# Could I get???



## oakash (Dec 8, 2009)

I am a newbie, just activated a minute ago. And I have a question. I have met some goats, someone we know has nubians and they live near us. I would really like to get two doe pygmy goats. We have a half acre, and we could pen them up in a 30 by 10ish area. I haven't measured it exactly. So here are some questions, would it be alright to get some? 

Are oranges poisonous?

We would let them roam around while we are watching, because I think we have some plants that are poisonous to goats. 

We live in Florida, so it doesn't get too cold, but we have a little shelter, I don't think it is big enough though. What is the smallest shelter two pygmy goats could live in? 

And how much does the food cost?

How much hay would last two pygmys?


----------



## StaceyRosado (Oct 5, 2007)

30X 10 isnt ideal nor is it terrible. SOunds like it would do for 2 small goats.

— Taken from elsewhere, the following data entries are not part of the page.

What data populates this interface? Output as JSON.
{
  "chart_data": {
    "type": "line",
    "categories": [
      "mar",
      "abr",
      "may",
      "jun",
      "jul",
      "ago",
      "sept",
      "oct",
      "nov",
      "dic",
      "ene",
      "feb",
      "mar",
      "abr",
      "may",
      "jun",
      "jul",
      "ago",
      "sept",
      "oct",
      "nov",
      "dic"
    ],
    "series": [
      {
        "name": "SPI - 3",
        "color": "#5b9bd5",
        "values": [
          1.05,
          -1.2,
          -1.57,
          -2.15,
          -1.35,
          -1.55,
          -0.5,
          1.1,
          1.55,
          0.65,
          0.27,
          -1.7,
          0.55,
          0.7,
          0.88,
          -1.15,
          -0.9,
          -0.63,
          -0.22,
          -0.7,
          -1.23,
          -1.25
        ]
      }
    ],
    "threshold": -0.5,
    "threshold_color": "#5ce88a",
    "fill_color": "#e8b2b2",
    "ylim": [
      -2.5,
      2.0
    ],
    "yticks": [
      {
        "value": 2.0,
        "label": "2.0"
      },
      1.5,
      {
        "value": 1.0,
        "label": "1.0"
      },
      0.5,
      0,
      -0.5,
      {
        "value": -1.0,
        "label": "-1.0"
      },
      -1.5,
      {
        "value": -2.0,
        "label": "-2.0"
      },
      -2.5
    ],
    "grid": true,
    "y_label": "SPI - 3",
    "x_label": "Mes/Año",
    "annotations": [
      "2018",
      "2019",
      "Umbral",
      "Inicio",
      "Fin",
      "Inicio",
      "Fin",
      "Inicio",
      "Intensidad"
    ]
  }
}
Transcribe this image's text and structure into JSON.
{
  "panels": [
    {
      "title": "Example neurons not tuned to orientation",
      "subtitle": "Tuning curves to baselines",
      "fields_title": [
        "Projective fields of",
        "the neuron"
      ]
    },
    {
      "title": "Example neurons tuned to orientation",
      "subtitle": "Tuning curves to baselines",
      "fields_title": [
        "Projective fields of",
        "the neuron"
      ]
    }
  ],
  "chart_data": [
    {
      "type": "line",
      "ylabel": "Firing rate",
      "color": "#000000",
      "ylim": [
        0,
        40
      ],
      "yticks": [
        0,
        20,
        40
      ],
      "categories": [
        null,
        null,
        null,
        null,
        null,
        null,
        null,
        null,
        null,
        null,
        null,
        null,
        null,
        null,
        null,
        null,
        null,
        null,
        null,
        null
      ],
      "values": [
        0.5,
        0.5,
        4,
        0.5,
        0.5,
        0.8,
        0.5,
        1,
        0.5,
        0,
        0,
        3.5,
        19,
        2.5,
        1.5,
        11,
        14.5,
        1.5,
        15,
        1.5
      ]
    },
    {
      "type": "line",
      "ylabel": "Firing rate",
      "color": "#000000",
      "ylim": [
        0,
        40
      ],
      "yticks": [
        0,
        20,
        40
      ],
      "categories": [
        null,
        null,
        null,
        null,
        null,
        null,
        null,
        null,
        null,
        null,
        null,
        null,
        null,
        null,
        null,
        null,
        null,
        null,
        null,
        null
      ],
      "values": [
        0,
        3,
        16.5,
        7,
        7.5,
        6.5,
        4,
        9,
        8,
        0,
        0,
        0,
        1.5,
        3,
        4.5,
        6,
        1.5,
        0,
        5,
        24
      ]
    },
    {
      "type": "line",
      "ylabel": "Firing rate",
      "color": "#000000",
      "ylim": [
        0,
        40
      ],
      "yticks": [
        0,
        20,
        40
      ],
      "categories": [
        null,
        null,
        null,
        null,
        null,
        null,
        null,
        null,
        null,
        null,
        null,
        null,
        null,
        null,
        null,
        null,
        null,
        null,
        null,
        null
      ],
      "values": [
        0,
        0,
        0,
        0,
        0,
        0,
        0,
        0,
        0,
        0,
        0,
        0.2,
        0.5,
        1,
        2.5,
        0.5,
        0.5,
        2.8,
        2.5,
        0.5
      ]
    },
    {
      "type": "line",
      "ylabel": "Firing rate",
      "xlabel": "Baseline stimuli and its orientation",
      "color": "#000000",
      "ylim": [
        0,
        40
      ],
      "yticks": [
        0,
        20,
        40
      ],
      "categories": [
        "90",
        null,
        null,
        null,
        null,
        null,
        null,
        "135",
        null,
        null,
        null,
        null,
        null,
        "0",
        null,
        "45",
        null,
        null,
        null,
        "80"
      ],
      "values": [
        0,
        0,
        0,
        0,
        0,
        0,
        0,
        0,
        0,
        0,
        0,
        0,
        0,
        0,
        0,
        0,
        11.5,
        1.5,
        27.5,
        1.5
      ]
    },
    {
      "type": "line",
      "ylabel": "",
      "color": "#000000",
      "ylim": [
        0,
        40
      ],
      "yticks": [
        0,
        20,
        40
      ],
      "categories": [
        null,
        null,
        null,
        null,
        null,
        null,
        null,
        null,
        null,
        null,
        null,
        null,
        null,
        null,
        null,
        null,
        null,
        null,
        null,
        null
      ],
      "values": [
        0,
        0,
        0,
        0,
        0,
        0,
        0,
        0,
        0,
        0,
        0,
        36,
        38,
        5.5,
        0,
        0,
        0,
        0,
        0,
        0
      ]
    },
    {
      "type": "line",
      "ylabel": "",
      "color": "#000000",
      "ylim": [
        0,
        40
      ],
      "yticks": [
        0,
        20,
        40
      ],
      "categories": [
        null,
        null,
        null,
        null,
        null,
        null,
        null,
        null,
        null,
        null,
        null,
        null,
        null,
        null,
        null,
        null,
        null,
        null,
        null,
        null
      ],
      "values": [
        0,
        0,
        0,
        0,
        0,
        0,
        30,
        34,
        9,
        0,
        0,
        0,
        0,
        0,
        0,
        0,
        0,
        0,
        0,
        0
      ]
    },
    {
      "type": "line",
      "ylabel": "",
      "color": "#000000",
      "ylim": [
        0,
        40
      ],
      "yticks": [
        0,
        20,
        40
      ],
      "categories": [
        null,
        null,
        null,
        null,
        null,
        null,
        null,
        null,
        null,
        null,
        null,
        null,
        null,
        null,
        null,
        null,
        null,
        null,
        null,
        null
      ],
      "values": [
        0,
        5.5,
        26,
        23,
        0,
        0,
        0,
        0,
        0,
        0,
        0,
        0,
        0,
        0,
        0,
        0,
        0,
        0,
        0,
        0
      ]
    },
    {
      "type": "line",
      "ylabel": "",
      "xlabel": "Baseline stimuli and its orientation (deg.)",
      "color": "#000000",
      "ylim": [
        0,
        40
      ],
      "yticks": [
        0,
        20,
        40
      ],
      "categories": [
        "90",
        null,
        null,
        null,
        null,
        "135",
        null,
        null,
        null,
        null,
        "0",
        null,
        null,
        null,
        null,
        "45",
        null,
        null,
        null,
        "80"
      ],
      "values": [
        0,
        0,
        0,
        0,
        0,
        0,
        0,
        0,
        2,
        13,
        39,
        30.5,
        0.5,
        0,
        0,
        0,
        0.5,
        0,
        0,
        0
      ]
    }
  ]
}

as to oranges - nope not poisonous :greengrin: 

A 6X4 shelter should be adequet size for 2 small goats. even 4X4 would work - just makes it hard if you need to put food and water in there when it rains. 

Food cost depends on your area. Best to call your feed store to find out the cost per bag of goat feed. The average cost here in NJ is 13-15.00 for a 50lb bag. THat should last you at least a month or longer with only 2 none bred does. 

as to hay -- depends on how much you get how long it will last. 

Figure on a bale a week could be more could be less, just depends on how cold it is (I always feed more in the cold) and how much you feed them.


----------



## oakash (Dec 8, 2009)

Okay, thanks! 

Here are some more questions....

1. Grooming/nail clipping? I have read on here about that and need to know some things about it. How much do clippers cost, how many times a month do you clip them, and how hard is it? 

2. I have a dog, she is medium sized, lazy, but she does like to chase things. I am thinking if we introduce them it won't be so bad. She learned not to chase our chicken after a while, but she still chases the cat. She never bites, only pretends to so the cat will start running. Would she be a problem? 

I have some more, just can't think of them all yet.


----------



## StaceyRosado (Oct 5, 2007)

there are no real grooming needs -- but some goats love ot be brushed.

as to hoof trimming - no it isnt hard. Trimmers are anywhere from 13.00-20.00 online. But try your local feed store, they may have some. 

I have a dog like that - chases anything that runs. IF the goats grow up around the dog they wont fear it and therefore not run


----------



## oakash (Dec 8, 2009)

Okay, thanks again. 

Here are some more questions, I just keep on thinking up some. 

1. How hard is it to find a good breeder near you? 

2. Is it possible for you to get the kids while they are still being bottle fed so you can bond to them easier? 

3. Is it bad for a goat to be shipped? Or do they not care to much?


----------



## StaceyRosado (Oct 5, 2007)

Well if you are looking for a specific breed put that in a good search with your state and see what comes up. Try also www.goatfinder.com and there is a site duhgoatman I think it is.

Some breeders will sell a baby on the bottle others wont. Be sure to ask this if it is what you are desiring.

Shipping can be stressful but the shipper usually is a longtime breeder and will do all they can to ensure the goat is healthy and happy when arriving at your place, if it is either by plane or by truck.


----------



## oakash (Dec 8, 2009)

Thanks again, I think I am done for now


----------



## StaceyRosado (Oct 5, 2007)

oakash said:


> Thanks again, I think I am done for now


never feel embarrassed about asking questions -- thats the major way we learn something.


----------



## Shelly Borg (Nov 2, 2009)

And when you ask your not the only one learning. I keep a note book full of notes that other people have asked and I have learned right along with them


----------



## oakash (Dec 8, 2009)

Really? Thats cool, and its a good idea. Huhhh....

Its so different for me because I know a good deal about dogs, goats are a whole 'other thing.


----------



## liz (Oct 5, 2007)

Absolutely ask all the questions you want to...as Shelly said, there are many members as well as visitors that learn with those asked questions.
With goats, there is ALWAYS something new to learn. :wink:


----------